Llandrindod Lake was originally built as a boating lake towards the end of the last century when Llandrindod Wells was a prime Victorian tourist destination with thousands of visitors arriving each year to take advantage of the famous spa waters. The original boathouse can still be seen to the left of the lake, now converted into a private residence.

The lake is also popular with fishermen and has recently been drained, cleaned out, and new fish stocks introduced. There is an abundance of wildlife including ducks, geese and swans. The island in the middle of the lake provides an undisturbed habitat for birds, insects and other wildlife.

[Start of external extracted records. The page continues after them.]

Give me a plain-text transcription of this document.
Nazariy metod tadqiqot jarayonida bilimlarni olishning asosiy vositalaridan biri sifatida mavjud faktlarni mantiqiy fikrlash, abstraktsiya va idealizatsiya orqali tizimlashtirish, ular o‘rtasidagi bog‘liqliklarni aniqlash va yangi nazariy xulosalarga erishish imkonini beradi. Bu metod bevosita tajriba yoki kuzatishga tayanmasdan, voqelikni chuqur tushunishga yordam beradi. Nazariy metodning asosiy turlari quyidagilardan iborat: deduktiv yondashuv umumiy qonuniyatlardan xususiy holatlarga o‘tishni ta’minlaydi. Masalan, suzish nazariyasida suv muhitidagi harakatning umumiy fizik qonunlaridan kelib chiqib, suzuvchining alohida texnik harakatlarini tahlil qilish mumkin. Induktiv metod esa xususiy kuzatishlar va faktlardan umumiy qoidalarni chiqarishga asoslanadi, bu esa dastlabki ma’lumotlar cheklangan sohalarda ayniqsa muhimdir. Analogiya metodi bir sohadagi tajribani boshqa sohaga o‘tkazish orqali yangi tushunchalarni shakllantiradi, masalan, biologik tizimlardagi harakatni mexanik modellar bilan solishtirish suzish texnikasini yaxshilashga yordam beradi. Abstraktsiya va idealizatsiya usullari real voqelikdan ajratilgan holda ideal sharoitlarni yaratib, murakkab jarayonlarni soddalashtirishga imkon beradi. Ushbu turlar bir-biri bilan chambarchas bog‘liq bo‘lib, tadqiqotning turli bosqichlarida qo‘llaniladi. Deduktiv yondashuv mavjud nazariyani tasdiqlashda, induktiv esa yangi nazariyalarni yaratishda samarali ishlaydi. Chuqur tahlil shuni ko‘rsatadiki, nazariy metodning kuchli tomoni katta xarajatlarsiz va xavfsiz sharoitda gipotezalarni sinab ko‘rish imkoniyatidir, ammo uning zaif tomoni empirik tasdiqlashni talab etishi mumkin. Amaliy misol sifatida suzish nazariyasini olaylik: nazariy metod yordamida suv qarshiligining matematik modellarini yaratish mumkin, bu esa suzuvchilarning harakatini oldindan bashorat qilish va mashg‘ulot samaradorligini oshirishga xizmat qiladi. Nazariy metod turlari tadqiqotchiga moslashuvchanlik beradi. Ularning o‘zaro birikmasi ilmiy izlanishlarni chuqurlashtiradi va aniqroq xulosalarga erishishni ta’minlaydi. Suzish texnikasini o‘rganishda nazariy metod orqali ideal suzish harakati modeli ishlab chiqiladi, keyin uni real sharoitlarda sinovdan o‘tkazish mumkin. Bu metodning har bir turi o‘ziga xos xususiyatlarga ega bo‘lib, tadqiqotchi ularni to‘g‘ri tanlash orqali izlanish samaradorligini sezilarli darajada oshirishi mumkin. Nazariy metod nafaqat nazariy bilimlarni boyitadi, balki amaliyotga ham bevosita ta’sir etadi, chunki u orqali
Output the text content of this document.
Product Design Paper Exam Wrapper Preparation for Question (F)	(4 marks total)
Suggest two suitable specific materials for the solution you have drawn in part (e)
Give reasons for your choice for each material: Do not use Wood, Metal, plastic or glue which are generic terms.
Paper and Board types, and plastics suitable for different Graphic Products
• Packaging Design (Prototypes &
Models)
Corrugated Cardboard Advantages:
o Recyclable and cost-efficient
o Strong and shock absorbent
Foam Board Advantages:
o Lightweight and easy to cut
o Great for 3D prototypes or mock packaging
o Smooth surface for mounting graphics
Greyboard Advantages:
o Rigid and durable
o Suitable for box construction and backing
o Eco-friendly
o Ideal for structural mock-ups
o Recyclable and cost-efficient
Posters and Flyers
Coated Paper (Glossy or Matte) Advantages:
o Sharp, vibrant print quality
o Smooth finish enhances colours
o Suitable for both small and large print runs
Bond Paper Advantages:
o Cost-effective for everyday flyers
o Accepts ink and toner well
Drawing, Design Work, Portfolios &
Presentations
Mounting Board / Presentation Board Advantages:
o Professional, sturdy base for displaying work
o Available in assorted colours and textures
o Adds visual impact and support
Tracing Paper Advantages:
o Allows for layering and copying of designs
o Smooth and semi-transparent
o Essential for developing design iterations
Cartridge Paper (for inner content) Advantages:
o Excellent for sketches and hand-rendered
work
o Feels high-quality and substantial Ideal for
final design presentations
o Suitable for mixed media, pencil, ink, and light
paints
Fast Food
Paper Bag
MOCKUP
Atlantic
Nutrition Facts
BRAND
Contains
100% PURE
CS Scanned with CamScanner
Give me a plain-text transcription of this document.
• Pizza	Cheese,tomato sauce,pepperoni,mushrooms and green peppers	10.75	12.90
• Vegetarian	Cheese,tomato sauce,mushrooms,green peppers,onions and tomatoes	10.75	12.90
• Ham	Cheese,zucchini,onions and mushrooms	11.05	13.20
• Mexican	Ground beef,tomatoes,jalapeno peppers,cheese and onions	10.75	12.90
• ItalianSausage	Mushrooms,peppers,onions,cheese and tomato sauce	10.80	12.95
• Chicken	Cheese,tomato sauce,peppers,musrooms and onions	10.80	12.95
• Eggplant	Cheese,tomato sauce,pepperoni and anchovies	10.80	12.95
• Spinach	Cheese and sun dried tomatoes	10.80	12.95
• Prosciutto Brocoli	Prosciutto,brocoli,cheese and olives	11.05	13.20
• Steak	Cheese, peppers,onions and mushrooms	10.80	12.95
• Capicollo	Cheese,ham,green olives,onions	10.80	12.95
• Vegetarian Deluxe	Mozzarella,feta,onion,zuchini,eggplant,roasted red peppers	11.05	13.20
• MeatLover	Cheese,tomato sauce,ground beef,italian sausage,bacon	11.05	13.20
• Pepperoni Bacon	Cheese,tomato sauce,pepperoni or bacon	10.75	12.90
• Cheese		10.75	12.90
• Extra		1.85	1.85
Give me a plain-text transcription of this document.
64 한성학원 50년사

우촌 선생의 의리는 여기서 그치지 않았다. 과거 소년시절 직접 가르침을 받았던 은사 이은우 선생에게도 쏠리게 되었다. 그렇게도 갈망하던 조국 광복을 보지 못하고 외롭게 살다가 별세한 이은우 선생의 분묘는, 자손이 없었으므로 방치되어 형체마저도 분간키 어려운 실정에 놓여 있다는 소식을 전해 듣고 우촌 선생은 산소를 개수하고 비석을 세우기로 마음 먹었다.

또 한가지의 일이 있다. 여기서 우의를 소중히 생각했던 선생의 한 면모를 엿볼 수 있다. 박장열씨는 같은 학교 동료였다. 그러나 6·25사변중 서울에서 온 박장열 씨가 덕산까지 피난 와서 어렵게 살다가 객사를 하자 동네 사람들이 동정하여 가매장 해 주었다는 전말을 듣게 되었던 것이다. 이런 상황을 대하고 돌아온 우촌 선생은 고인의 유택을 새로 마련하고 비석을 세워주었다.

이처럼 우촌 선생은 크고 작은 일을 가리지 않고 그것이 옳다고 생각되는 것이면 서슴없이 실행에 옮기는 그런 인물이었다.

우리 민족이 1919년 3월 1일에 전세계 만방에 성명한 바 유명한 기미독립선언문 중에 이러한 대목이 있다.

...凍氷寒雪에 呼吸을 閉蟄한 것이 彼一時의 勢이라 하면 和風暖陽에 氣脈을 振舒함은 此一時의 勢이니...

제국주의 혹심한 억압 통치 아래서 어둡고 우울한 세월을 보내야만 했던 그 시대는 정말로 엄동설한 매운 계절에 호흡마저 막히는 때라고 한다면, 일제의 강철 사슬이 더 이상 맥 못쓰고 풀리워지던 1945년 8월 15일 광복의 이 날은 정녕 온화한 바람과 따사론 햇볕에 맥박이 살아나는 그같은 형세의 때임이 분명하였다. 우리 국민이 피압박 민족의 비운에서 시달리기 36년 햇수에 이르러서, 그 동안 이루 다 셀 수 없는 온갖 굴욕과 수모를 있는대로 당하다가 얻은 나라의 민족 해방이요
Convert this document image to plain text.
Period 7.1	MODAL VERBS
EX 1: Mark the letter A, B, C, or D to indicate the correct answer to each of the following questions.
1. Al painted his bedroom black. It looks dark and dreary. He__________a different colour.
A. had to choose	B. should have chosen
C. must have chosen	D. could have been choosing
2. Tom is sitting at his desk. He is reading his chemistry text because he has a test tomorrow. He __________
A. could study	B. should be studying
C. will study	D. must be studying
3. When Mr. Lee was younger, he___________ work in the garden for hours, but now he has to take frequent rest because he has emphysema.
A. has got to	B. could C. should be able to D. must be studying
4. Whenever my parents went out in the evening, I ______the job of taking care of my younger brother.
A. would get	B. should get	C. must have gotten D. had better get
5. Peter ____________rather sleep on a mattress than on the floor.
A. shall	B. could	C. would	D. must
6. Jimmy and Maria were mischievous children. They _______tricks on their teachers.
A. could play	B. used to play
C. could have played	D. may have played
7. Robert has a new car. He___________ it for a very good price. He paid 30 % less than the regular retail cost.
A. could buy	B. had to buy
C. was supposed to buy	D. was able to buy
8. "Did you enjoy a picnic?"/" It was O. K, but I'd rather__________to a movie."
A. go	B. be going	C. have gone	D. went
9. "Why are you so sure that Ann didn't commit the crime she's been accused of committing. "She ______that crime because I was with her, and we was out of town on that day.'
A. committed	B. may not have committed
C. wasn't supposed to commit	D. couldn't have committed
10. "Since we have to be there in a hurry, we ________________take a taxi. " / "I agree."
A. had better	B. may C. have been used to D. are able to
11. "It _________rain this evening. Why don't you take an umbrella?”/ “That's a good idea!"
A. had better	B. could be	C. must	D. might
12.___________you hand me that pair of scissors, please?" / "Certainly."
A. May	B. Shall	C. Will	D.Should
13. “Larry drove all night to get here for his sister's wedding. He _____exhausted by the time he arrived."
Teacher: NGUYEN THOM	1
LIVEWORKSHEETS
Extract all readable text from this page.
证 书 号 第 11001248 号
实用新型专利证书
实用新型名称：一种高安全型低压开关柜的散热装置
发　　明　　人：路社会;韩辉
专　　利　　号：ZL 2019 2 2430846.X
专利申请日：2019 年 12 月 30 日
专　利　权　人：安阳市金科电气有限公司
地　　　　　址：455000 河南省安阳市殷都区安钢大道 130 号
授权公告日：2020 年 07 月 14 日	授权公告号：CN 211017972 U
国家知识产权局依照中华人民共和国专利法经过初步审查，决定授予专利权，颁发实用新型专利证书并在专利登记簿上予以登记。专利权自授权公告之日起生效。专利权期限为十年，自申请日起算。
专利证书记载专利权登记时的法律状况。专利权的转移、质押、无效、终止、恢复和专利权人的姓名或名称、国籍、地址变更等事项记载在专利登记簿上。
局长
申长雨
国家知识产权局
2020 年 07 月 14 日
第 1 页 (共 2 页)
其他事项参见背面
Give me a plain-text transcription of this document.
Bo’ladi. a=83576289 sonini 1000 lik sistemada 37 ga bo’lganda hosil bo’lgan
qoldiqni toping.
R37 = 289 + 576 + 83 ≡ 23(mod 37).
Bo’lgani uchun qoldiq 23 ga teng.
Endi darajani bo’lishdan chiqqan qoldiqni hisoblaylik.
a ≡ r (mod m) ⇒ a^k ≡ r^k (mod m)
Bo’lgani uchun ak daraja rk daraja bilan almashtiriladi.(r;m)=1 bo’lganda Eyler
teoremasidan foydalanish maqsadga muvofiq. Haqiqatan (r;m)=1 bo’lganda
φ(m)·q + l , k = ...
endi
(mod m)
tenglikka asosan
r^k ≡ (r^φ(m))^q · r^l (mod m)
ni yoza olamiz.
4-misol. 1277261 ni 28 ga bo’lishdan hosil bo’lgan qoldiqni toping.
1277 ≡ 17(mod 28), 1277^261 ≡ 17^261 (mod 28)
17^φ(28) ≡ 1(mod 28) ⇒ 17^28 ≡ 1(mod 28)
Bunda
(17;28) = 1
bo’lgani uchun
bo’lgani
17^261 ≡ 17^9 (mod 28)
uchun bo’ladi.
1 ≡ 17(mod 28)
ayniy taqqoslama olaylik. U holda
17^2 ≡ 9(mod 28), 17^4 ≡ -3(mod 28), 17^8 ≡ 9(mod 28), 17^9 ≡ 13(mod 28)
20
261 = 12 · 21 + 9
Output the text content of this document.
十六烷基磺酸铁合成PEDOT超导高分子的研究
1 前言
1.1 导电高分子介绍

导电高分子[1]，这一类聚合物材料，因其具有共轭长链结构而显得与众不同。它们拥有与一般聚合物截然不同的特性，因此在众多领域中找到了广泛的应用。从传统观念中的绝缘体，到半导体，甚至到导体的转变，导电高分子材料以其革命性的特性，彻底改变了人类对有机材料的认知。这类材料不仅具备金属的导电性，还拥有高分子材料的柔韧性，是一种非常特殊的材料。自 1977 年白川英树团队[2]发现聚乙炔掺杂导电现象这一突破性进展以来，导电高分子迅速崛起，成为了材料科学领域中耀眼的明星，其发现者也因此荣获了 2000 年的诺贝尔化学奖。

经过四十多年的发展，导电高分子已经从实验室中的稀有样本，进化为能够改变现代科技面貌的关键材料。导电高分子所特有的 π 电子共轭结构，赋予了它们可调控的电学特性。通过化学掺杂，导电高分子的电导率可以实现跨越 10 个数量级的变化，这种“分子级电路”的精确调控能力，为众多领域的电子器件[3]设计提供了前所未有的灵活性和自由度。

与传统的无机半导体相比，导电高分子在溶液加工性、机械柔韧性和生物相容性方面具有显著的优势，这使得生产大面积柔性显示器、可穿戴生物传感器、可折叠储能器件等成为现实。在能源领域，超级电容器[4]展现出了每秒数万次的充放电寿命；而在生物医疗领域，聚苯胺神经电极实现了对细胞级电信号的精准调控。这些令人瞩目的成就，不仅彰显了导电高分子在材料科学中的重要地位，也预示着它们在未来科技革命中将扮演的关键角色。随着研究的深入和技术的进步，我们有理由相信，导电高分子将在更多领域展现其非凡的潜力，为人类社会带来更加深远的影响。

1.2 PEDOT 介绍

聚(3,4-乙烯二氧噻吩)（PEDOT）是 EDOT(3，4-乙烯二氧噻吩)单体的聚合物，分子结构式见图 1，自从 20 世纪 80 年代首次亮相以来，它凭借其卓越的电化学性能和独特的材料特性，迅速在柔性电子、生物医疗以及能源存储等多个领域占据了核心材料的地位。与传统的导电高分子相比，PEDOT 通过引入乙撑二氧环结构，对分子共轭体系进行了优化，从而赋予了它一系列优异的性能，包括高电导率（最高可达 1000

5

Walk round the lake on its west side passing the café- excellent food and drink here- and make your way round the far side and up the hill with the old Llandrindod Parish church coming into view.

Pass through the graveyard on a marked path – and take a right to reach a stile and immediately turn left onto a broad track. Follow this for half a mile then see a footpath going left – slightly uphill to a stile- you pass over old lead mine workings – now just like giant mole hills. - and make for the field boundary in the corner to your left. A difficult stile- proceed slightly downhill – can have much bracken after June- but look for a fingerpost – low down – on your left- don’t go to the bottom of the slope – the post is halfway down.

Here you turn left. Now carry on through the bracken and low trees, see a stile in a wall and over it.
You reach a lane- take a left onto it, and with super views – walk for a mile and a half along this quiet lane., passing Tygwyn.

When the lane meets a road, turn left for about 1000 yards, until you meet another road, turn right here.
follow this road sharply down hill- and reach Lower Llanoly – a small settlement of three houses. When the road turns right and uphill, see a footpath on the left. Take this and wander slightly downhill, through grassy meadows and eventually a small wood. Reach another road. Left then right over the footbridge – called Shaky Bridge. In front of you is the ancient church of St Michaels – worth a diversion and a good picnic spot.

Reverse back to Shaky Bridge, and bear right on the road for 200 yards, then take the bridle path left – about 600 yards and meet the road- the one you passed down to get to Lower Llanoly.

This time take a right- uphill until you see the footpath sign on the right.

This leads to a trig point, past it and head into the right-hand corner of the field- another path from the right joins it.

Take a left onto this path- there are many paths now leading to Llandrindod, we suggest you take the left one through the woods and finish by the lake. From here – either go through the Powys County Council grounds or take the lakeside path back into the town.

6 miles Good paths 140 metres of ascent/descent.